- Identification of two novel shear stress responsive elements in rat angiotensin I converting enzyme promoter.
Identification of two novel shear stress responsive elements in rat angiotensin I converting enzyme promoter.
Mechanical forces contribute to maintenance of cardiovascular homeostasis via the control of release and production of vasoactive substances. We demonstrated previously that shear stress decreases rat ACE activity and expression. Using a reporter gene approach and mutagenesis, we show now that the classic shear stress responsive element or SSRE (GAGACC) contained within 1,274 bp of this promoter is not functional in response to shear stress (15 dyn/cm2, 18 h) [for the wild-type ACE promoter (WLuc), static control (C) = 107 +/- 6.5%, shear stress (SS) = 65.9 +/- 9.4%, n = 8; for the promoter with the classic SSRE mutated (WSS-mut), C = 100 +/- 8.2%, SS = 60.2 +/- 5.2%, n = 10, respectively]. Analysis of progressive deletion mutants unraveled a 57-bp fragment, position -251 to -195, from the transcription start site, containing functional SSRE (for WLuc, C = 107 +/- 6.5%, SS = 65.9 +/- 9.4%, n = 8; for 378, C = 100 +/- 6.4%, SS = 60.4 +/- 4.3%, n = 11; for 251, C = 99.7 +/- 2.6%, SS = 63.2 +/- 5.5%, n = 7; for 194, C = 104.6 +/- 8.1%, SS = 92.4 +/- 6.9%, n = 9). This fragment responded to shear stress even in the context of a heterologous promoter.

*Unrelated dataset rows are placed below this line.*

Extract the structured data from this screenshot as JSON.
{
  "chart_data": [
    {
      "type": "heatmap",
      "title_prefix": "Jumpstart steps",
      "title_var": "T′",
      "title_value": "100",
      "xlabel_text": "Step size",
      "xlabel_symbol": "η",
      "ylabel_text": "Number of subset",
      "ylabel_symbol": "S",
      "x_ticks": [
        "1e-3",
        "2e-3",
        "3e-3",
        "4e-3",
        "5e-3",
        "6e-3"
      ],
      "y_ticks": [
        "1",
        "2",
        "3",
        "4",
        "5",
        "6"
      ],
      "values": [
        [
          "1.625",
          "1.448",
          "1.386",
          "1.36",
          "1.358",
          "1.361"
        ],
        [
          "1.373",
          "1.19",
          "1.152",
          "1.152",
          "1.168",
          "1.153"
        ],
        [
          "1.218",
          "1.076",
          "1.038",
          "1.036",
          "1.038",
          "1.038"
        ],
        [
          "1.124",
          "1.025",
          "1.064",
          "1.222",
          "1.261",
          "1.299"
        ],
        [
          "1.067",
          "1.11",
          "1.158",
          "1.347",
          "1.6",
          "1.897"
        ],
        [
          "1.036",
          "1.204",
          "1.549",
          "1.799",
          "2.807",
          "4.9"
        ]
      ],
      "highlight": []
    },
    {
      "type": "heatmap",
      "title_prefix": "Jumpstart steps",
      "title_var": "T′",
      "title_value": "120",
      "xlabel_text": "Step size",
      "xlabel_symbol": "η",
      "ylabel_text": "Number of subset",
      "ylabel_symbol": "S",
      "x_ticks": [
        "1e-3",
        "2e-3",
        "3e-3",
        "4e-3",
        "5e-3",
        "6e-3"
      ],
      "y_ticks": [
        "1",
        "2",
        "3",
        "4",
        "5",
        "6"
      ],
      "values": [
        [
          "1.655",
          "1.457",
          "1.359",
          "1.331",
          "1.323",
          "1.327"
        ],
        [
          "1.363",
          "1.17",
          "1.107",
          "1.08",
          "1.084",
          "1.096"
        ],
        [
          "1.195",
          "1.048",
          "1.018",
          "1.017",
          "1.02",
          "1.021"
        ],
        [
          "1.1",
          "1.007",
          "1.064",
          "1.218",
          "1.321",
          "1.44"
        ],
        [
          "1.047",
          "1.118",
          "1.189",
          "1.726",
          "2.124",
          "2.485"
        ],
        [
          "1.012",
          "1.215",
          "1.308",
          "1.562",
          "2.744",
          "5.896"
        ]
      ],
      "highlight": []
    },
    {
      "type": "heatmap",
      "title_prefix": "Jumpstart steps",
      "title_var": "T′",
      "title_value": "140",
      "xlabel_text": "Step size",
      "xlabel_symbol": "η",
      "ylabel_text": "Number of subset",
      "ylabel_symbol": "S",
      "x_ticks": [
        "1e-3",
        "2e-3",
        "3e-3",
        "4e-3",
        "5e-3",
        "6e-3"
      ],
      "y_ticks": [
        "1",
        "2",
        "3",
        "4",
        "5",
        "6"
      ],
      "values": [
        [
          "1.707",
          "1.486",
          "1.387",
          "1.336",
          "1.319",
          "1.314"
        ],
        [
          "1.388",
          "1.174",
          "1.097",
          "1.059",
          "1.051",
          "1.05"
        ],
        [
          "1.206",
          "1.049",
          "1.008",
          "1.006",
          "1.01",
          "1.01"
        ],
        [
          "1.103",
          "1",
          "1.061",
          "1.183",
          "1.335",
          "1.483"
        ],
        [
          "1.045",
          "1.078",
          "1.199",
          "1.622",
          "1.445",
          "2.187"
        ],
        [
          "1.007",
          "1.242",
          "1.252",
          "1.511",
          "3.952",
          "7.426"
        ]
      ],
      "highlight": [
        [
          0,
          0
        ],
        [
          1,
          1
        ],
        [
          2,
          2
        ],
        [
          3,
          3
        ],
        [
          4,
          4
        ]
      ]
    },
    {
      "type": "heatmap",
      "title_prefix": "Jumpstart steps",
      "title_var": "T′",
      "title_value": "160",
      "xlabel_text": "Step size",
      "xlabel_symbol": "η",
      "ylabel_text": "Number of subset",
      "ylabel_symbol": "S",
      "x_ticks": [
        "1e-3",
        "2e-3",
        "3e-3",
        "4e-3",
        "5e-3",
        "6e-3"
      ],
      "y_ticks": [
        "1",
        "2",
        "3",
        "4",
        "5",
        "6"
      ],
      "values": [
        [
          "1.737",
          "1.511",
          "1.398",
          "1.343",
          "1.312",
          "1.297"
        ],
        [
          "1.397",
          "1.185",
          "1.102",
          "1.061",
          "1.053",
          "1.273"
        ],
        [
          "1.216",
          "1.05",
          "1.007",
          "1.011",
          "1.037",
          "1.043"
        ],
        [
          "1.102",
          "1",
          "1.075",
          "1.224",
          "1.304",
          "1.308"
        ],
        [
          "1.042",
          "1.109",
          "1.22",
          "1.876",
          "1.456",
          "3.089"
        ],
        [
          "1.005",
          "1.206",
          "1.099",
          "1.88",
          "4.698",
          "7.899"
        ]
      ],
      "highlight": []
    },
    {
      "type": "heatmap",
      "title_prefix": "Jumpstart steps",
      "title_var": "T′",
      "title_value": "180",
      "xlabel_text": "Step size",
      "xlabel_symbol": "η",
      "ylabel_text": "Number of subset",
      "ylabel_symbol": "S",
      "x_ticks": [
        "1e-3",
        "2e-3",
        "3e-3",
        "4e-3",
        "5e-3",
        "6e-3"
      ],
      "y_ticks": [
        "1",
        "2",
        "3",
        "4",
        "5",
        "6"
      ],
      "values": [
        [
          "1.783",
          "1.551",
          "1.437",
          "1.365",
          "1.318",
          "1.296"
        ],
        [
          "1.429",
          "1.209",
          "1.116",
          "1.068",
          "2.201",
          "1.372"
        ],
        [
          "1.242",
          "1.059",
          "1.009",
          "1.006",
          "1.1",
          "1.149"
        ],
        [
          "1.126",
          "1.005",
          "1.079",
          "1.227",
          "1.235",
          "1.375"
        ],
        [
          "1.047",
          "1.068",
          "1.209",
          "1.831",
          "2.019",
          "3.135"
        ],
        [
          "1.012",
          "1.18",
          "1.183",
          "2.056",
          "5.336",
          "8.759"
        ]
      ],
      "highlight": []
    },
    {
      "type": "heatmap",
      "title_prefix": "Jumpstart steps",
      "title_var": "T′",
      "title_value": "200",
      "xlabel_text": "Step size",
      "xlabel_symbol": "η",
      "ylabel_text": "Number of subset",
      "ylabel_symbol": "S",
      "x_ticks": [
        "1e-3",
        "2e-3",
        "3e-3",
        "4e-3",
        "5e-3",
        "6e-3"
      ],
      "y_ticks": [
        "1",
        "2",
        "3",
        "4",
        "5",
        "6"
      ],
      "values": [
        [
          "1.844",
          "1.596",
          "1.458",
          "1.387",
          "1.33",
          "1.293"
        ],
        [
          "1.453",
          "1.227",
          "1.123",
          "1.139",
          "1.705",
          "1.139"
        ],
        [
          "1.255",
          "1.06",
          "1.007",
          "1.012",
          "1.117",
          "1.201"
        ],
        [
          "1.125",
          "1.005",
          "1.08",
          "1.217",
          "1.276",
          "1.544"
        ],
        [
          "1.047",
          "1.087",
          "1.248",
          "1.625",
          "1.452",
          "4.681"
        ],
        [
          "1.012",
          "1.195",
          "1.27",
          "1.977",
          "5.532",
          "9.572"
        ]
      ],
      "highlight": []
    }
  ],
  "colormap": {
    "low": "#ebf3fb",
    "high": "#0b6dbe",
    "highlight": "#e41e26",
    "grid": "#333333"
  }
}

Finally, functional analysis of mutated candidate regulatory elements identified by gel shift, DNase I footprint, and conservation of aligned sequences revealed that only the double mutant (Barbie/GAGA-mut) but not isolated disruption of the Barbie (WBarbie-mut) or the GAGA (WGAGA-mut) prevented the shear-stress-induced response (for Barbie/GAGA-mut, C = 97.9 +/- 5%, SS = 99.4 +/- 7.2%, n = 6; for WBarbie-mut, C = 106.1 +/- 8.6%, SS = 65.9 +/- 9.4%, n = 6; for WGAGA-mut, C = 100.1 +/- 2.9%, SS = 66.7 +/- 1.6, n = 6;). Taken together, these data provide direct evidence for the new role of Barbie and GAGA boxes in mediating the shear-stress-induced downregulation of rat ACE expression and demonstrate that the classic SSRE (GAGACC) is not functional under the experimental conditions tested.